Die stark ruinöse Lichteneck liegt ungewöhnlich wie reizvoll direkt an der Rheinebene. Schon seit der ersten Sichtung hat sie mir mit ihren abgerundeten Ecken etwas wanzenartiges — ja, wie eine dicke Wanze im Fell eines Tieres, so hängt mir die Lichteneck am Abhang “ihres” Hügels. Auch noch bestens von der Sonne in Szene gesetzt, mit ihrem gelben Gestein gleichsam jedem Passierenden ins Auge stechend. Weil auf Höhe des Dorfes Hecklingen, zwischen Kenzingen (Wanderungen Band ‘1’) und Malterdingen (Wanderungen Band ‘2’), Gleis und Autobahn nahe heranführen, genügen der alten Veste nur relativ wenige Höhenmeter um auf sich aufmerksam zu machen. So überreicht das Gebäu, obgleich es nicht wenig zerschlagen, eines der markantesten Burgenbilder der Rheinebene. Viele andere Burgruinen an der Rheinebene haben bedeutend mehr zu zeigen, ja die Lichteneck kommt im Vergleich richtiggehend ärmlich daher; alleine die treffliche Inszenierung, einst von entscheidender strategischer Bedeutung, heute von entscheidendem landschaftlichem Effekt, begründet die Ansehnlichkeit.

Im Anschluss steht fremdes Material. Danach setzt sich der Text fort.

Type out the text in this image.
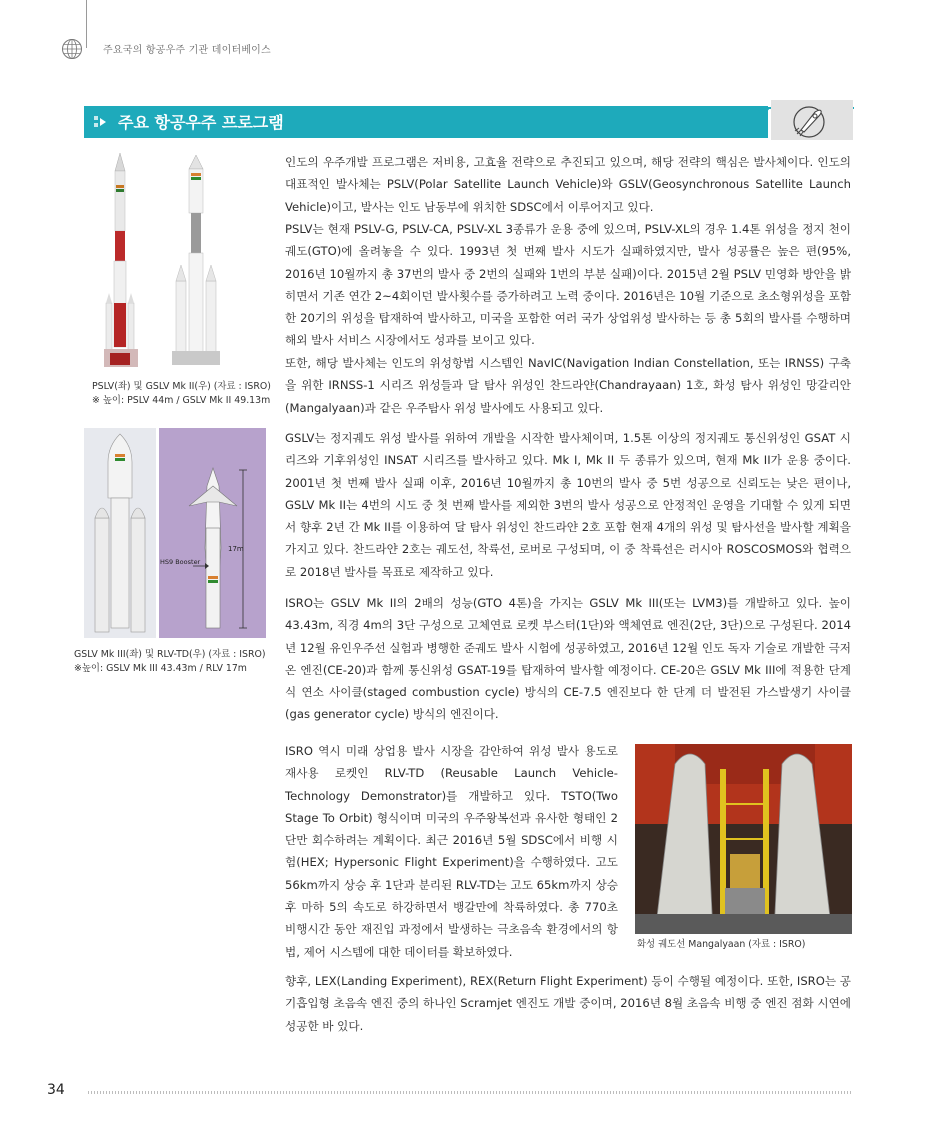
주요국의 항공우주 기관 데이터베이스
주요 항공우주 프로그램

PSLV(좌) 및 GSLV Mk II(우) (자료 : ISRO)

※ 높이: PSLV 44m / GSLV Mk II 49.13m

HS9 Booster
17m

GSLV Mk III(좌) 및 RLV-TD(우) (자료 : ISRO)

※높이: GSLV Mk III 43.43m / RLV 17m

화성 궤도선 Mangalyaan (자료 : ISRO)

인도의 우주개발 프로그램은 저비용, 고효율 전략으로 추진되고 있으며, 해당 전략의 핵심은 발사체이다. 인도의 대표적인 발사체는 PSLV(Polar Satellite Launch Vehicle)와 GSLV(Geosynchronous Satellite Launch Vehicle)이고, 발사는 인도 남동부에 위치한 SDSC에서 이루어지고 있다.

PSLV는 현재 PSLV-G, PSLV-CA, PSLV-XL 3종류가 운용 중에 있으며, PSLV-XL의 경우 1.4톤 위성을 정지 천이 궤도(GTO)에 올려놓을 수 있다. 1993년 첫 번째 발사 시도가 실패하였지만, 발사 성공률은 높은 편(95%, 2016년 10월까지 총 37번의 발사 중 2번의 실패와 1번의 부분 실패)이다. 2015년 2월 PSLV 민영화 방안을 밝히면서 기존 연간 2~4회이던 발사횟수를 증가하려고 노력 중이다. 2016년은 10월 기준으로 초소형위성을 포함한 20기의 위성을 탑재하여 발사하고, 미국을 포함한 여러 국가 상업위성 발사하는 등 총 5회의 발사를 수행하며 해외 발사 서비스 시장에서도 성과를 보이고 있다.

또한, 해당 발사체는 인도의 위성항법 시스템인 NavIC(Navigation Indian Constellation, 또는 IRNSS) 구축을 위한 IRNSS-1 시리즈 위성들과 달 탐사 위성인 찬드라얀(Chandrayaan) 1호, 화성 탐사 위성인 망갈리안(Mangalyaan)과 같은 우주탐사 위성 발사에도 사용되고 있다.

GSLV는 정지궤도 위성 발사를 위하여 개발을 시작한 발사체이며, 1.5톤 이상의 정지궤도 통신위성인 GSAT 시리즈와 기후위성인 INSAT 시리즈를 발사하고 있다. Mk I, Mk II 두 종류가 있으며, 현재 Mk II가 운용 중이다. 2001년 첫 번째 발사 실패 이후, 2016년 10월까지 총 10번의 발사 중 5번 성공으로 신뢰도는 낮은 편이나, GSLV Mk II는 4번의 시도 중 첫 번째 발사를 제외한 3번의 발사 성공으로 안정적인 운영을 기대할 수 있게 되면서 향후 2년 간 Mk II를 이용하여 달 탐사 위성인 찬드라얀 2호 포함 현재 4개의 위성 및 탐사선을 발사할 계획을 가지고 있다. 찬드라얀 2호는 궤도선, 착륙선, 로버로 구성되며, 이 중 착륙선은 러시아 ROSCOSMOS와 협력으로 2018년 발사를 목표로 제작하고 있다.

ISRO는 GSLV Mk II의 2배의 성능(GTO 4톤)을 가지는 GSLV Mk III(또는 LVM3)를 개발하고 있다. 높이 43.43m, 직경 4m의 3단 구성으로 고체연료 로켓 부스터(1단)와 액체연료 엔진(2단, 3단)으로 구성된다. 2014년 12월 유인우주선 실험과 병행한 준궤도 발사 시험에 성공하였고, 2016년 12월 인도 독자 기술로 개발한 극저온 엔진(CE-20)과 함께 통신위성 GSAT-19를 탑재하여 발사할 예정이다. CE-20은 GSLV Mk III에 적용한 단계식 연소 사이클(staged combustion cycle) 방식의 CE-7.5 엔진보다 한 단계 더 발전된 가스발생기 사이클(gas generator cycle) 방식의 엔진이다.

ISRO 역시 미래 상업용 발사 시장을 감안하여 위성 발사 용도로 재사용 로켓인 RLV-TD (Reusable Launch Vehicle-Technology Demonstrator)를 개발하고 있다. TSTO(Two Stage To Orbit) 형식이며 미국의 우주왕복선과 유사한 형태인 2단만 회수하려는 계획이다. 최근 2016년 5월 SDSC에서 비행 시험(HEX; Hypersonic Flight Experiment)을 수행하였다. 고도 56km까지 상승 후 1단과 분리된 RLV-TD는 고도 65km까지 상승 후 마하 5의 속도로 하강하면서 뱅갈만에 착륙하였다. 총 770초 비행시간 동안 재진입 과정에서 발생하는 극초음속 환경에서의 항법, 제어 시스템에 대한 데이터를 확보하였다.

향후, LEX(Landing Experiment), REX(Return Flight Experiment) 등이 수행될 예정이다. 또한, ISRO는 공기흡입형 초음속 엔진 중의 하나인 Scramjet 엔진도 개발 중이며, 2016년 8월 초음속 비행 중 엔진 점화 시연에 성공한 바 있다.

34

Die Veste wird aus 1290 das erste Mal überliefert, mag aber zumindest einige Jahrzehnte älter sein. Die Freiburger Grafen, die berühmten Zähringer erbauten sie als eine Sperrfeste an einem verkehrsstrategisch wichtigen Punkt, der gleichsam Wächter über die relativ enge Partie der Rheinebene, die sich zwischen Schwarzwald und Kaiserstuhl “durchzwängen” muss. Von allem Anfang aber war dieser Militärstützpunkt ein nur kleiner. 1368 kam die Veste an die nachhaltigen Namensgeber, die aus Tübingen stammenden Herren von Lichteneck. 1433 ward sie dann von den mächtigen Geroldseckern das erste Mal zerstört. Diesmal baute man noch wieder auf, unverzüglich. Durch die Lichtenecker war die Veste eine Residenz geworden, was jedoch an der kleinen Ausdehnung der Hauptburg nichts änderte. Irgendwann aber trat eine geräumige Vorburg hinzu, wie auch ein Bollwerk zwischen Haupt- und Vorburg entstanden war. Mit dem 17. Jahrhundert kam aber das zweite, das endgültige Ende der gestreckten Anlage. Im 30jährigen Krieg lag die Veste ungünstig günstig nahe bei Freiburg und der gewaltigen Festung Breisach. Sie nicht zu besitzen konnte sich keine der in dieser Region jeweils ambitionierteren Kriegsparteien erlauben.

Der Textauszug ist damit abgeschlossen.